For Sale: JVC DR-MV1S DVD/VHS Recorder combo deck [SOLD]
 
Available for sale is a JVC "combo deck" combining both a DVD and a VHS playback/recording drive/bay, model DR-MV1 (SU). JVC nomenclature assigns the letter "S" to indicate the case color (silverface) and the letter "U" to indicate built for intended marketing/use in the United States/North America, where electrical provisions are ~120 Volt, ~60 Hz and such rated equipment is commonplace.
Any members regular to this forum will likely recognize this brand model number and already know that it does utilize the desirable filtering/video compression chipset once produced by LSI. To quote this Site's Staff member, Lord Smurf:

Quote:

Why use a DVD recorder with an LSI Logic chipset?
#1 - Removes chroma noise from analog sources
#2 - Suppresses grain from analog sources without blurring
#3 - Does not add digital artifacts like other chipsets
This unit, s/n 10971875, build date May 2004 has been repaired and refurbished by a JVC certified and qualified local (to me) dealer. (The short version- I bought it used and faulty, I had it fixed). There's no longer a worry of turning the unit on and being greeted with the word "LOADING" flashing, leaking capacitors, or other poor behavior; It's already been taken care of. This unit comes along with its correct remote control (RM-SDR013J) and the printed User's Manual. Here are two manufacturer links which provide all the published specs and capabilities of this combo deck, along with its stock photo:

http://support.jvc.com/consumer/prod...2&archive=true
http://store.jvc.com/product.asp?Model=DR-MV1S#features

Unit price is US$110.00, shipping is additional and dependent upon destination, packed weight is approximately 18 pounds, sent by Parcel Carrier of your choice. Total payment can be made by either PayPal.com or by way of a Money Order of any kind cut in US Dollars/drawn on a US Bank.
Feel free to PM me with questions regarding anything related. Thanks for looking...

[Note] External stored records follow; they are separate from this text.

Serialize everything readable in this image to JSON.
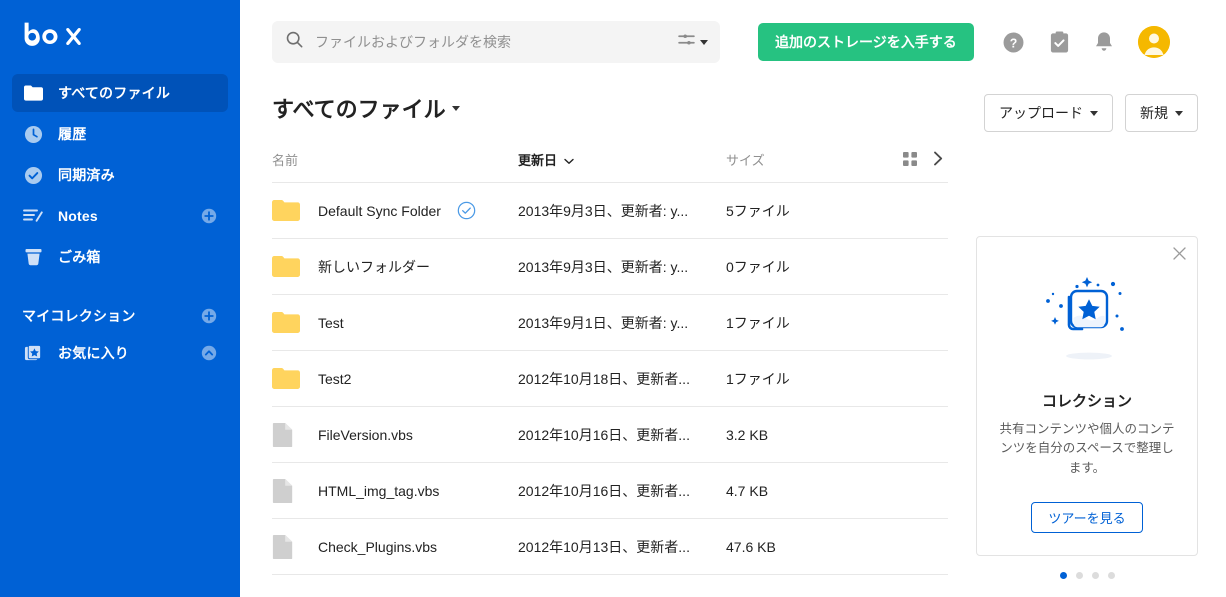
{
  "sidebar": {
    "logo_text": "box",
    "items": [
      {
        "label": "すべてのファイル",
        "icon": "folder-icon",
        "active": true
      },
      {
        "label": "履歴",
        "icon": "clock-icon",
        "active": false
      },
      {
        "label": "同期済み",
        "icon": "check-circle-icon",
        "active": false
      },
      {
        "label": "Notes",
        "icon": "notes-icon",
        "active": false,
        "trailing": "plus-icon"
      },
      {
        "label": "ごみ箱",
        "icon": "trash-icon",
        "active": false
      }
    ],
    "collections": {
      "header": "マイコレクション",
      "header_trailing": "plus-icon",
      "items": [
        {
          "label": "お気に入り",
          "icon": "favorites-star-icon",
          "trailing": "chevron-up-icon"
        }
      ]
    }
  },
  "topbar": {
    "search": {
      "placeholder": "ファイルおよびフォルダを検索",
      "value": "",
      "icon": "search-icon",
      "filter_icon": "filter-icon"
    },
    "cta_label": "追加のストレージを入手する",
    "icons": [
      {
        "name": "help-icon"
      },
      {
        "name": "tasks-clipboard-icon"
      },
      {
        "name": "notifications-bell-icon"
      }
    ],
    "avatar": {
      "name": "user-avatar",
      "color": "#f5b800"
    }
  },
  "buttons": {
    "upload_label": "アップロード",
    "new_label": "新規"
  },
  "main": {
    "page_title": "すべてのファイル",
    "columns": {
      "name": "名前",
      "date": "更新日",
      "size": "サイズ",
      "grid_icon": "grid-view-icon",
      "expand_icon": "chevron-right-icon"
    },
    "rows": [
      {
        "icon": "folder-icon",
        "name": "Default Sync Folder",
        "badge": "sync-check-icon",
        "date": "2013年9月3日、更新者: y...",
        "size": "5ファイル"
      },
      {
        "icon": "folder-icon",
        "name": "新しいフォルダー",
        "badge": null,
        "date": "2013年9月3日、更新者: y...",
        "size": "0ファイル"
      },
      {
        "icon": "folder-icon",
        "name": "Test",
        "badge": null,
        "date": "2013年9月1日、更新者: y...",
        "size": "1ファイル"
      },
      {
        "icon": "folder-icon",
        "name": "Test2",
        "badge": null,
        "date": "2012年10月18日、更新者...",
        "size": "1ファイル"
      },
      {
        "icon": "file-icon",
        "name": "FileVersion.vbs",
        "badge": null,
        "date": "2012年10月16日、更新者...",
        "size": "3.2 KB"
      },
      {
        "icon": "file-icon",
        "name": "HTML_img_tag.vbs",
        "badge": null,
        "date": "2012年10月16日、更新者...",
        "size": "4.7 KB"
      },
      {
        "icon": "file-icon",
        "name": "Check_Plugins.vbs",
        "badge": null,
        "date": "2012年10月13日、更新者...",
        "size": "47.6 KB"
      }
    ]
  },
  "promo": {
    "close_icon": "close-icon",
    "art_icon": "collections-star-illustration",
    "title": "コレクション",
    "body": "共有コンテンツや個人のコンテンツを自分のスペースで整理します。",
    "button_label": "ツアーを見る",
    "dots": 4,
    "active_dot": 0
  },
  "colors": {
    "brand_blue": "#0061d5",
    "sidebar_active": "#0052b8",
    "cta_green": "#26c281",
    "folder_yellow": "#ffd45e",
    "file_gray": "#cfcfcf"
  }
}
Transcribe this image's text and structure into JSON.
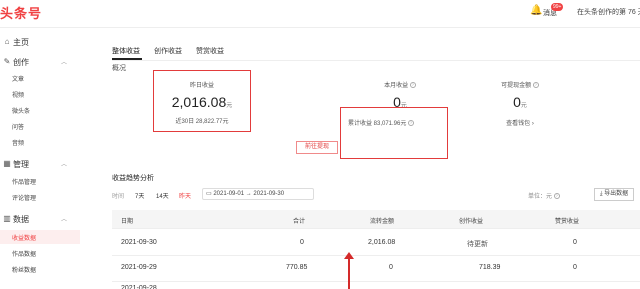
{
  "topbar": {
    "logo": "头条号",
    "notifications": "消息",
    "badge": "99+",
    "days_text": "在头条创作的第 76 天"
  },
  "sidebar": {
    "home": "主页",
    "create": "创作",
    "create_items": [
      "文章",
      "视频",
      "微头条",
      "问答",
      "音频"
    ],
    "manage": "管理",
    "manage_items": [
      "作品管理",
      "评论管理"
    ],
    "data": "数据",
    "data_items": [
      "收益数据",
      "作品数据",
      "粉丝数据"
    ],
    "icons": {
      "home": "home-icon",
      "create": "pen-icon",
      "manage": "grid-icon",
      "data": "bar-chart-icon"
    }
  },
  "tabs": [
    "整体收益",
    "创作收益",
    "赞赏收益"
  ],
  "overview": {
    "section": "概况",
    "yesterday_label": "昨日收益",
    "yesterday_value": "2,016.08",
    "yesterday_unit": "元",
    "last30": "近30日 28,822.77元",
    "month_label": "本月收益",
    "month_value": "0",
    "month_unit": "元",
    "total": "累计收益 83,071.96元",
    "withdrawable_label": "可提现金额",
    "withdrawable_value": "0",
    "withdrawable_unit": "元",
    "view_wallet": "查看钱包 ›",
    "withdraw_button": "前往提现"
  },
  "trend": {
    "title": "收益趋势分析",
    "time_label": "时间",
    "f7": "7天",
    "f14": "14天",
    "yesterday": "昨天",
    "date_from": "2021-09-01",
    "date_to": "2021-09-30",
    "unit": "单位：元",
    "export": "导出数据"
  },
  "table": {
    "headers": [
      "日期",
      "合计",
      "流转金额",
      "创作收益",
      "赞赏收益"
    ],
    "rows": [
      [
        "2021-09-30",
        "0",
        "2,016.08",
        "待更新",
        "0"
      ],
      [
        "2021-09-29",
        "770.85",
        "0",
        "718.39",
        "0"
      ],
      [
        "2021-09-28",
        "",
        "",
        "",
        ""
      ]
    ]
  }
}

lordsmurf 12-06-2011 05:48 PM

If this is still available, it's a good deal that some of our newer members should take advantage of. :)

dyfan 12-23-2011 06:35 PM

update:
 
Above item has been sold. I still have an additional unit, identical in every way with the following exceptions:
  • Serial number is 129x0105
  • Build Date is July 2004
  • I bought this deck from a previous owner already refurbished by a JVC ('factory repair') facility
Printed User's Manual and correct remote included, weight/payment terms as above.
Again, thanks for looking...

robjv1 12-28-2011 12:49 AM

I forget -- is the DVD recorder side of this device identical to the JVC DR-M100S?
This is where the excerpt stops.